Major reforms needed for next US-China trade deal
Washington Post: The Trump administration and China appear to be in the final stages of negotiations on what could be a major trade agreement between the two countries. High-level talks move back to Washington on Wednesday, with a tentative deal foreseeable soon thereafter, to be followed by a wrap-up visit to the United States by President Xi Jinping. It’s not too soon to start defining the minimum conditions of an acceptable deal from the U.S. point of view.
“Structural” is the key concept here, as President Trump has acknowledged. We had our doubts about Mr. Trump’s imposition of tariffs on hundreds of billions of dollars’ worth of Chinese imports, in part because it provoked China’s own tariffs on U.S. goods and in part because the president’s invocation of “national security” as a legal rationale threatened to undermine the reciprocity-based trading system more broadly.
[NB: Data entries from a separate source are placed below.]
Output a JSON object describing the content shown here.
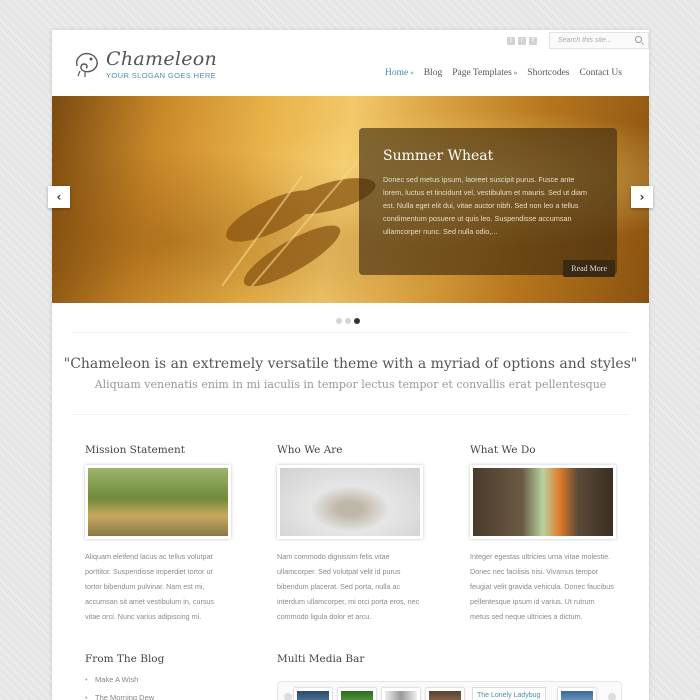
{
  "header": {
    "logo_name": "Chameleon",
    "slogan": "YOUR SLOGAN GOES HERE",
    "search_placeholder": "Search this site...",
    "social": [
      "twitter-icon",
      "rss-icon",
      "facebook-icon"
    ]
  },
  "nav": {
    "items": [
      {
        "label": "Home",
        "active": true,
        "has_arrow": true
      },
      {
        "label": "Blog",
        "active": false,
        "has_arrow": false
      },
      {
        "label": "Page Templates",
        "active": false,
        "has_arrow": true
      },
      {
        "label": "Shortcodes",
        "active": false,
        "has_arrow": false
      },
      {
        "label": "Contact Us",
        "active": false,
        "has_arrow": false
      }
    ]
  },
  "slider": {
    "title": "Summer Wheat",
    "text": "Donec sed metus ipsum, laoreet suscipit purus. Fusce ante lorem, luctus et tincidunt vel, vestibulum et mauris. Sed ut diam est. Nulla eget elit dui, vitae auctor nibh. Sed non leo a tellus condimentum posuere ut quis leo. Suspendisse accumsan ullamcorper nunc. Sed nulla odio,...",
    "read_more": "Read More",
    "slides": 3,
    "active_slide": 3
  },
  "quote": {
    "main": "\"Chameleon is an extremely versatile theme with a myriad of options and styles\"",
    "sub": "Aliquam venenatis enim in mi iaculis in tempor lectus tempor et convallis erat pellentesque"
  },
  "columns": [
    {
      "title": "Mission Statement",
      "text": "Aliquam eleifend lacus ac tellus volutpat porttitor. Suspendisse imperdiet tortor ut tortor bibendum pulvinar. Nam est mi, accumsan sit amet vestibulum in, cursus vitae orci. Nunc varius adipiscing mi."
    },
    {
      "title": "Who We Are",
      "text": "Nam commodo dignissim felis vitae ullamcorper. Sed volutpat velit id purus bibendum placerat. Sed porta, nulla ac interdum ullamcorper, mi orci porta eros, nec commodo ligula dolor et arcu."
    },
    {
      "title": "What We Do",
      "text": "Integer egestas ultricies urna vitae molestie. Donec nec facilisis nisi. Vivamus tempor feugiat velit gravida vehicula. Donec faucibus pellentesque ipsum id varius. Ut rutrum metus sed neque ultricies a dictum."
    }
  ],
  "blog": {
    "title": "From The Blog",
    "items": [
      "Make A Wish",
      "The Morning Dew"
    ]
  },
  "multimedia": {
    "title": "Multi Media Bar",
    "text_item": "The Lonely Ladybug"
  }
}
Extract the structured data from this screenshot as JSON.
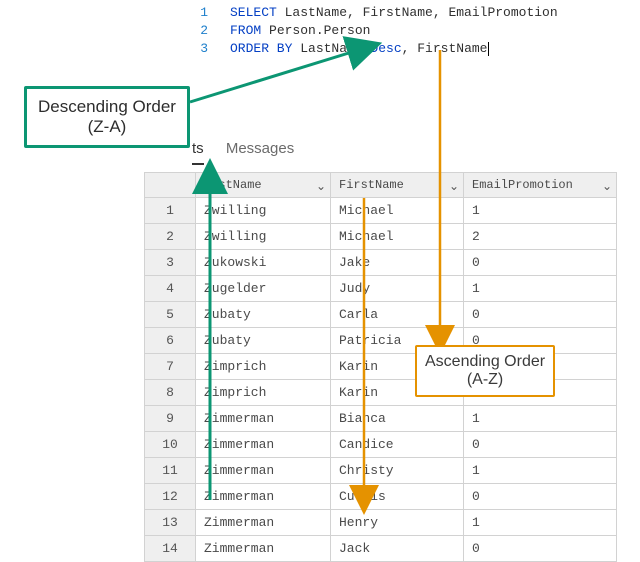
{
  "code": {
    "lines": [
      {
        "num": "1",
        "kw1": "SELECT",
        "rest": " LastName, FirstName, EmailPromotion"
      },
      {
        "num": "2",
        "kw1": "FROM",
        "rest": " Person.Person"
      },
      {
        "num": "3",
        "kw1": "ORDER BY",
        "rest": " LastName ",
        "kw2": "Desc",
        "rest2": ", FirstName"
      }
    ]
  },
  "callout_desc": {
    "l1": "Descending Order",
    "l2": "(Z-A)"
  },
  "callout_asc": {
    "l1": "Ascending Order",
    "l2": "(A-Z)"
  },
  "tabs": {
    "results_suffix": "ts",
    "messages": "Messages"
  },
  "grid": {
    "headers": {
      "c1": "LastName",
      "c2": "FirstName",
      "c3": "EmailPromotion"
    },
    "rows": [
      {
        "n": "1",
        "ln": "Zwilling",
        "fn": "Michael",
        "ep": "1"
      },
      {
        "n": "2",
        "ln": "Zwilling",
        "fn": "Michael",
        "ep": "2"
      },
      {
        "n": "3",
        "ln": "Zukowski",
        "fn": "Jake",
        "ep": "0"
      },
      {
        "n": "4",
        "ln": "Zugelder",
        "fn": "Judy",
        "ep": "1"
      },
      {
        "n": "5",
        "ln": "Zubaty",
        "fn": "Carla",
        "ep": "0"
      },
      {
        "n": "6",
        "ln": "Zubaty",
        "fn": "Patricia",
        "ep": "0"
      },
      {
        "n": "7",
        "ln": "Zimprich",
        "fn": "Karin",
        "ep": ""
      },
      {
        "n": "8",
        "ln": "Zimprich",
        "fn": "Karin",
        "ep": ""
      },
      {
        "n": "9",
        "ln": "Zimmerman",
        "fn": "Bianca",
        "ep": "1"
      },
      {
        "n": "10",
        "ln": "Zimmerman",
        "fn": "Candice",
        "ep": "0"
      },
      {
        "n": "11",
        "ln": "Zimmerman",
        "fn": "Christy",
        "ep": "1"
      },
      {
        "n": "12",
        "ln": "Zimmerman",
        "fn": "Curtis",
        "ep": "0"
      },
      {
        "n": "13",
        "ln": "Zimmerman",
        "fn": "Henry",
        "ep": "1"
      },
      {
        "n": "14",
        "ln": "Zimmerman",
        "fn": "Jack",
        "ep": "0"
      }
    ]
  },
  "chevron": "⌄"
}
Aggressive as they were, his tactics could be redeemed if they force China to change not only such transitory factors as how many soybeans it buys from the United States, but also more deeply embedded trade-distorting practices such as systematic subsidies for state-owned exporters and forced technology transfers imposed on U.S. and other foreign investors.
CAUSE FOR CONCERN
On this point, there is cause for concern in recent indications that the administration has all but abandoned the goal of greater digital openness in China’s economy. Any trade negotiation requires give and take. So far, Mr. Trump seems to be gaining some ground in areas such as agricultural and energy sales and intellectual property protection; the Chinese seem ready to concede greater latitude for U.S. companies to operate without Chinese joint venture partners. They expect to be rewarded with an end to some or all of the tariffs Mr. Trump imposed.
Yet China may not be bargaining from a position of as much strength, economically, as it would have had a few years ago. Growth is slowing, and debt is rising — creating an opportunity for the Trump administration to achieve goals that have eluded previous administrations.
On Sunday, Mr Trump threatened to further raise tariffs Friday if no deal is reached. Undoubtedly, the American people, and the world, will cheer any deal that removes the threat of a trade war, if only because it removes a source of uncertainty hanging over a benign economic situation. But that should not be the standard of success.